Begeisterungsstürme im Grünen Saal

 
Solche Begeisterungsstürme hat der altehrwürdige Grüne Saal im Amorbach wohl selten erlebt: Mit stehenden Ovationen würdigten die über 100 Gäste am Sonntagabend die beeindruckenden Leistungen des Pianisten Kotaro Fukuma und des Thomas-Mann-Experten und Musikphilosophen Michael Fürtjes bei der Konzertlesung „Adorno – Beethoven – Thomas Mann“.

Die Veranstaltung, organisiert von unserem Kulturreferat des Landkreises Miltenberg in Zusammenarbeit mit dem Fürstenhaus zu Leiningen, bildete einen Höhepunkt am Ende des Kulturjahres zu Ehren des Philosophen und Soziologen Theodor W. Adorno, dessen Todestag sich am 6. August 2019 zum 50. Mal jährte. Dabei schafften es die beiden Protagonisten auf der Bühne, die Zusammenhänge zwischen Adorno, Mann, Ludwig van Beethoven und Alban Berg herzustellen. Dass diese auch für diejenigen Zuhörer*innen klar wurde, die nicht auf allen kulturellen Ebenen Experten sind, war Michael Fürtjes zu verdanken, der zu Beginn eine kurze Einführung in die Materie gab. Aber auch Pianist Kotaro Fukuma erklärte Besonderheiten der Klavierwerke.

Dass der Philosoph, Soziologe und Musikphilosoph Adorno auch Komponist war und bei Alban Berg das Komponieren studiert habe, sei Fürtjes zufolge nur wenigen Musikexperten bekannt. Damit, ergänzte Kotaro Fukuma, sei auch klar, warum manche Tonfolgen von Adornos Kompositionen denen von Alban Berg verblüffend ähneln. Doch was hat Adorno mit Beethoven und Mann zu tun? Fürtjes konnte auch diese Frage auflösen, denn Beethovens Musik spielte für Adorno zeitlebens eine große Rolle.


Aus der Bekanntschaft Adornos und Manns und einem Artikel Adornos „Über den Spätstil Beethovens“ resultierte die Zusammenarbeit der beiden. Adorno sei der richtige, um ihm bei den musikwissenschaftlichen Passagen im achten Kapitel seines Romans „Doktor Faustus“ zu helfen, habe Thomas Mann geglaubt. Er habe Adorno eingeladen und ihm das Kapitel vorgelesen, wusste Fürtjes, im Gegenzug habe Adorno diverse Anmerkungen zu Beethovens Klaviersonate op. 111 beigesteuert. Adornos Deutung dieser Sonate sei zum Teil wörtlich in den ersten Teil des achten Kapitels von Manns Buch eingeflossen, erklärte der Thomas-Mann-Experte.
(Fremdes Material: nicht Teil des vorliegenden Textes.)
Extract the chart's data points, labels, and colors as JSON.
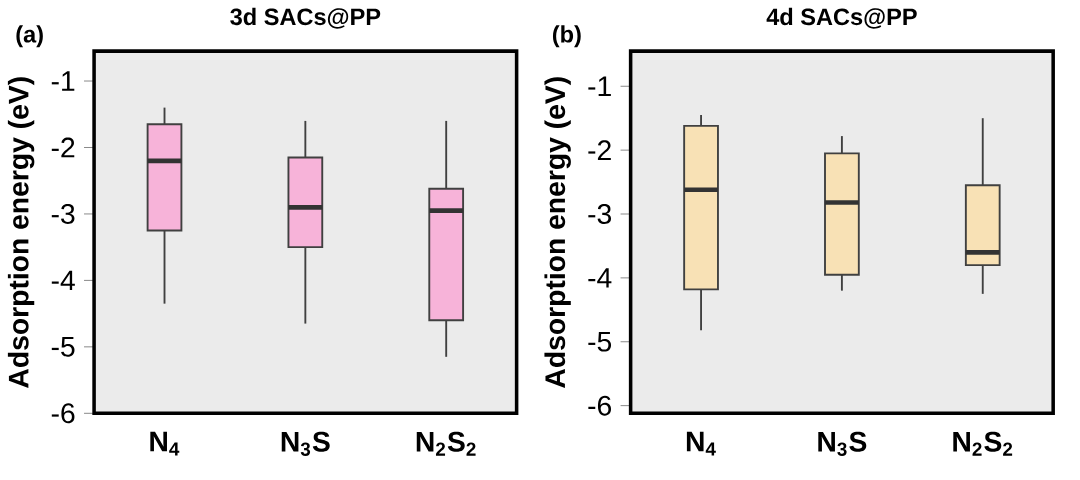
{
  "chart_data": [
    {
      "type": "box",
      "title": "3d SACs@PP",
      "ylabel": "Adsorption energy (eV)",
      "annotations": [
        "(a)"
      ],
      "categories": [
        "N$_{4}$",
        "N$_{3}$S",
        "N$_{2}$S$_{2}$"
      ],
      "series": [
        {
          "color": "#f7b3d9",
          "boxes": [
            {
              "low": -4.35,
              "q1": -3.25,
              "median": -2.2,
              "q3": -1.65,
              "high": -1.4
            },
            {
              "low": -4.65,
              "q1": -3.5,
              "median": -2.9,
              "q3": -2.15,
              "high": -1.6
            },
            {
              "low": -5.15,
              "q1": -4.6,
              "median": -2.95,
              "q3": -2.62,
              "high": -1.6
            }
          ]
        }
      ],
      "ylim": [
        -6,
        -0.55
      ],
      "yticks": [
        -6,
        -5,
        -4,
        -3,
        -2,
        -1
      ],
      "grid": false
    },
    {
      "type": "box",
      "title": "4d SACs@PP",
      "ylabel": "Adsorption energy (eV)",
      "annotations": [
        "(b)"
      ],
      "categories": [
        "N$_{4}$",
        "N$_{3}$S",
        "N$_{2}$S$_{2}$"
      ],
      "series": [
        {
          "color": "#f8e1b5",
          "boxes": [
            {
              "low": -4.82,
              "q1": -4.18,
              "median": -2.62,
              "q3": -1.62,
              "high": -1.45
            },
            {
              "low": -4.2,
              "q1": -3.95,
              "median": -2.82,
              "q3": -2.05,
              "high": -1.78
            },
            {
              "low": -4.25,
              "q1": -3.8,
              "median": -3.6,
              "q3": -2.55,
              "high": -1.5
            }
          ]
        }
      ],
      "ylim": [
        -6.12,
        -0.45
      ],
      "yticks": [
        -6,
        -5,
        -4,
        -3,
        -2,
        -1
      ],
      "grid": false
    }
  ]
}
Dass Kotaro Fukuma zu den renommiertesten japanischen Künstlern gehört, diverse Preise gewann und auf der ganzen Welt unterwegs ist, mögen die wenigsten Zuhörer gewusst haben. Als er aber in den drei Klavierstücken Adornos – „Adagietto – Hommage à Bizet“, „Die böhmischen Terzen“, „Valsette“ – scheinbar mühelos auch schwierige Passagen meisterte und auch die teilweise komplexe Klaviersonate op. 1 von Alban Berg virtuos vortrug, hatte Fukuma das Publikum sofort auf seiner Seite.
 

Dass Fukuma und Fürtjes miteinander harmonieren, zeigte sich im Zusammenspiel der beiden Künstler. Während Fürtjes aus Thomas Manns „Doktor Faustus. Das Leben des deutschen Tonsetzers Adrian Leverkühn, erzählt von einem Freunde“ las, steuerte Fukuma Klavierpassagen bei, in denen es um Beethovens letzte Klaviersonate geht. Ausdrucksstark und mit der Betonung auf den richtigen Silben traf Fürtjes stets den richtigen Ton. Man konnte förmlich eine Nadel fallen hören, als Fürtjes die Gäste szenisch in einen nur mäßig gefüllten Saal im Jahr 1900 entführte, in der Wendell Kretzschmar über Beethovens letzte Sonate philosophiert und vermutet, warum er keinen dritten Satz mehr komponierte. Unter den wenigen Gästen sind auch die Jungen Serenus Zeitblom und Adrian Leverkühn, die sich von dem rhetorisch ungeschickten und stotternden Kretzschmar nicht abschrecken lassen. Sie hören zu, wenn der Dom-Organist über den zweiten Satz von Beethovens Klaviersonate philosophiert und zur Auffassung kommt: Mit dem zweiten Satz habe Beethoven nicht nur diese spezielle Sonate, sondern die Sonate als Gattung an ein Ende geführt. Dank der gedämpften Töne aufgrund des geschlossenen Klavierdeckels konnte man bis in die letzte Reihe Fukumas Klavier und Fürtjes‘ Sprache deutlich hören und sich am gelungenen Zusammenspiel erfreuen. Lässt man die musikwissenschaftliche Thematik außen vor, gab dieses Buchkapitel den Gästen Zeugnis davon, dass Thomas Mann durchaus humorvoll schreiben konnte.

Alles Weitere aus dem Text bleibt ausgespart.